Proving Determinant(AB)=det(A)det(B)

[touch the sky]

Homework Statement

the problem is to prove that determinant(AB)=det(A)det(B)

Homework Equations

i don't think there is any equation. :(

The Attempt at a Solution

i can figure it out by taking arbitrary elements in rows and columns , but i was wondering if i can prove it in a more elegant way.
thanks a lot!

 

[Inferior89]

You can use a few different methods.
One way is to say that an invertible matrix is the product of elementary matrices, use some knowledge about determinants of elementary matrices (det(EA) = det(E)det(A) if E is elementary.) and do an induction proof.There is also another way where you need to know that:

You can turn a square matrix into a triangular matrix that doesn't change the determinant (up to a sign change).

The product of two triangular matrices is also triangular.

The determinant of a triangular matrix is the product of the diagonal elements.

 

[Susanne217]

Homework Statement

the problem is to prove that determinant(AB)=det(A)det(B)

Homework Equations

i don't think there is any equation. :(

The Attempt at a Solution

i can figure it out by taking arbitrary elements in rows and columns , but i was wondering if i can prove it in a more elegant way.
thanks a lot!

When I was a little girl I used to ask these types of question all the time, but discovered if you first read the paragraphs then you discover something wonderful like.

The property that $$det(AB) = Det(A) \cdot Det(B)$$ can be proven using standard operations.
You remember that $$AB =[a_1, a_2,\ldots a_n] \cdot B$$ if you then take the Det on both sides of the equality You will get $$Det(AB) = Det([a_1, a_2,\ldots a_n]) \cdot Det(B)$$ this fact works on both singular and non-singular cases.

Enjoy :)

 

[HallsofIvy]

When I was a little girl I used to ask these types of question all the time, but discovered if you first read the paragraphs then you discover something wonderful like.

The property that $$det(AB) = Det(A) \cdot Det(B)$$ can be proven using standard operations.
You remember that $$AB =[a_1, a_2,\ldots a_n] \cdot B$$

This doesn't make any sense if you don't say what "$a_1$", "$a_2$", etc. are to start with!
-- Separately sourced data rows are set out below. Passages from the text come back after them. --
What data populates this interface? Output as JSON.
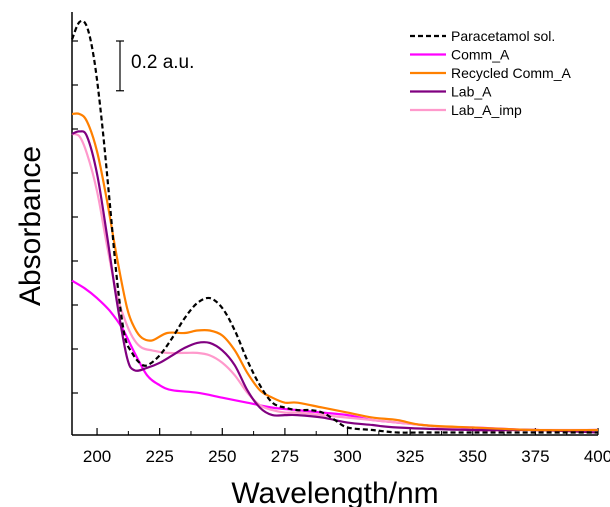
{
  "chart_data": {
    "type": "line",
    "xlabel": "Wavelength/nm",
    "ylabel": "Absorbance",
    "xlim": [
      190,
      400
    ],
    "ylim": [
      0,
      1.7
    ],
    "x_ticks": [
      200,
      225,
      250,
      275,
      300,
      325,
      350,
      375,
      400
    ],
    "x_tick_labels": [
      "200",
      "225",
      "250",
      "275",
      "300",
      "325",
      "350",
      "375",
      "400"
    ],
    "y_tick_labels_shown": false,
    "grid": false,
    "legend_position": "top-right",
    "scale_bar": {
      "label": "0.2 a.u.",
      "value": 0.2
    },
    "series": [
      {
        "name": "Paracetamol sol.",
        "color": "#000000",
        "dash": "dashed",
        "x": [
          190,
          193,
          196,
          199,
          202,
          205,
          208,
          211,
          214,
          217,
          220,
          225,
          230,
          235,
          240,
          245,
          250,
          255,
          260,
          265,
          270,
          275,
          280,
          285,
          290,
          295,
          300,
          310,
          320,
          330,
          350,
          375,
          400
        ],
        "y": [
          1.59,
          1.66,
          1.64,
          1.5,
          1.25,
          0.94,
          0.62,
          0.4,
          0.33,
          0.29,
          0.28,
          0.32,
          0.39,
          0.47,
          0.53,
          0.55,
          0.51,
          0.42,
          0.3,
          0.2,
          0.13,
          0.11,
          0.1,
          0.1,
          0.09,
          0.06,
          0.03,
          0.02,
          0.01,
          0.01,
          0.01,
          0.01,
          0.01
        ]
      },
      {
        "name": "Comm_A",
        "color": "#ff00ff",
        "dash": "solid",
        "x": [
          190,
          195,
          200,
          205,
          210,
          215,
          220,
          225,
          230,
          240,
          250,
          260,
          270,
          280,
          290,
          300,
          310,
          320,
          330,
          340,
          350,
          375,
          400
        ],
        "y": [
          0.62,
          0.59,
          0.55,
          0.5,
          0.43,
          0.33,
          0.24,
          0.2,
          0.18,
          0.17,
          0.15,
          0.13,
          0.11,
          0.1,
          0.09,
          0.08,
          0.06,
          0.05,
          0.04,
          0.03,
          0.03,
          0.02,
          0.02
        ]
      },
      {
        "name": "Recycled Comm_A",
        "color": "#ff8000",
        "dash": "solid",
        "x": [
          190,
          193,
          196,
          200,
          204,
          208,
          212,
          215,
          218,
          222,
          228,
          235,
          240,
          245,
          250,
          255,
          260,
          265,
          270,
          275,
          280,
          290,
          300,
          310,
          320,
          330,
          350,
          375,
          400
        ],
        "y": [
          1.29,
          1.29,
          1.26,
          1.14,
          0.94,
          0.71,
          0.51,
          0.43,
          0.39,
          0.38,
          0.41,
          0.41,
          0.42,
          0.42,
          0.4,
          0.34,
          0.25,
          0.18,
          0.15,
          0.13,
          0.13,
          0.11,
          0.09,
          0.07,
          0.06,
          0.04,
          0.03,
          0.02,
          0.02
        ]
      },
      {
        "name": "Lab_A",
        "color": "#800080",
        "dash": "solid",
        "x": [
          190,
          193,
          196,
          200,
          204,
          208,
          212,
          215,
          220,
          225,
          230,
          235,
          240,
          245,
          250,
          255,
          260,
          265,
          270,
          275,
          280,
          290,
          300,
          310,
          320,
          350,
          375,
          400
        ],
        "y": [
          1.21,
          1.22,
          1.2,
          1.05,
          0.8,
          0.53,
          0.31,
          0.26,
          0.27,
          0.29,
          0.32,
          0.35,
          0.37,
          0.37,
          0.34,
          0.28,
          0.18,
          0.11,
          0.08,
          0.08,
          0.08,
          0.07,
          0.05,
          0.04,
          0.03,
          0.02,
          0.02,
          0.01
        ]
      },
      {
        "name": "Lab_A_imp",
        "color": "#ff99cc",
        "dash": "solid",
        "x": [
          190,
          193,
          196,
          200,
          204,
          208,
          212,
          215,
          218,
          222,
          228,
          235,
          240,
          245,
          250,
          255,
          260,
          265,
          270,
          275,
          280,
          290,
          300,
          310,
          320,
          330,
          350,
          375,
          400
        ],
        "y": [
          1.21,
          1.2,
          1.13,
          0.98,
          0.76,
          0.56,
          0.44,
          0.38,
          0.35,
          0.34,
          0.33,
          0.33,
          0.33,
          0.32,
          0.29,
          0.24,
          0.17,
          0.12,
          0.1,
          0.09,
          0.09,
          0.08,
          0.07,
          0.06,
          0.05,
          0.04,
          0.02,
          0.02,
          0.02
        ]
      }
    ]
  }
}
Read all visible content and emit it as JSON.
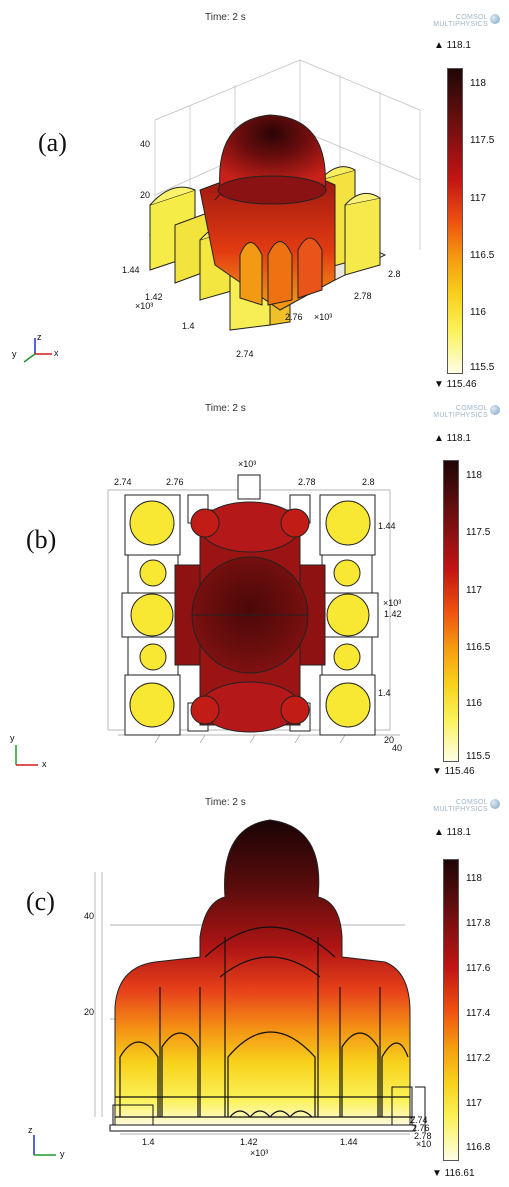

Are they rows of A or columns of A? And what do you mean by that product?

if you then take the Det on both sides of the equality You will get $$Det(AB) = Det([a_1, a_2,\ldots a_n]) \cdot Det(B)$$ this fact works on both singular and non-singular cases.

Enjoy :)

 

[Susanne217]

This doesn't make any sense if you don't say what "$a_1$", "$a_2$", etc. are to start with! Are they rows of A or columns of A? And what do you mean by that product?

You are right :)

$$a_1, a_2, \cdots a_n$$ are row in the matrix A. I also forgot to mention for this be allowed then A and B must live up to the row column rule :)